Mahmoud wondered whether to carry on as he had intended and speak to the lady. He had read into her letter a possible plea for help. Now he was not so sure. She seemed able to look after herself pretty well. In the end his doubt was resolved for him by the lady catching sight of him and breaking into a welcoming smile. He walked across to her.
‘How nice to see you!’ she said, as if surprised.
‘I got your letters,’ said Mahmoud.
‘Oh?’
It was as if they were of no interest to her now.
‘Letters?’ she said vaguely.
‘Notes, rather. To say that you were coming to Cairo.’
‘Oh?’
Again it was as if she had completely forgotten them.
Mahmoud decided that he had been reading too much into them.
‘I hope you enjoy your trip to Cairo,’ he said. ‘And Karim, too.’
‘Karim, yes,’ said the Pasha’s lady. ‘It is a while since he was last in Cairo and he has forgotten.
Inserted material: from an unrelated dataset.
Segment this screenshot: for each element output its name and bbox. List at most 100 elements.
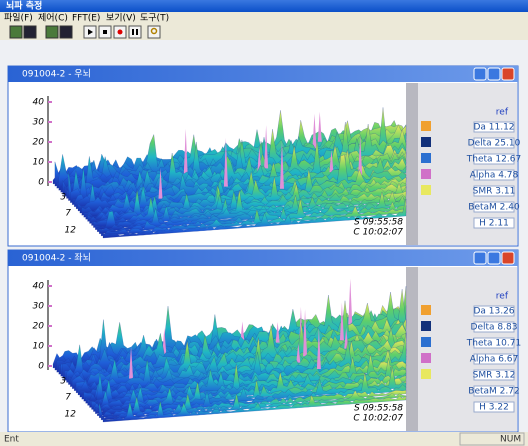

It is all very exciting for him. But also very confusing. In a little while he will begin to get headaches. A sort of migraine. Then I shall have to take him home.’
Mahmoud muttered something about medication.
The Pasha’s lady smiled. ‘You are a nice man, Mister el Zaki,’ she said, patting him on the knee. ‘And there are not many around.’
She stood up and Karim ran obediently back to her.
Later, he told Owen about it. Especially about the part concerning Suleiman.
‘A cable came in this morning,’ said Owen. ‘They’ve picked up Suleiman and are sending him up to us.’
‘To you?’ asked Mahmoud. It was always a vexed question, this: who really ran the show in such circumstances? The Mamur Zapt or the Parquet? The British or the Egyptians? Usually both sides took care to see that it did not come to a head. The British deferred to the Egyptian authorities, so long as the authorities did what they were told.
Here, the issue was simpler than it usually was. Suleiman had been picked up in the Sudan, which meant that he had been picked up by the British. Egypt had no powers in the Sudan. Which was another thing that rankled.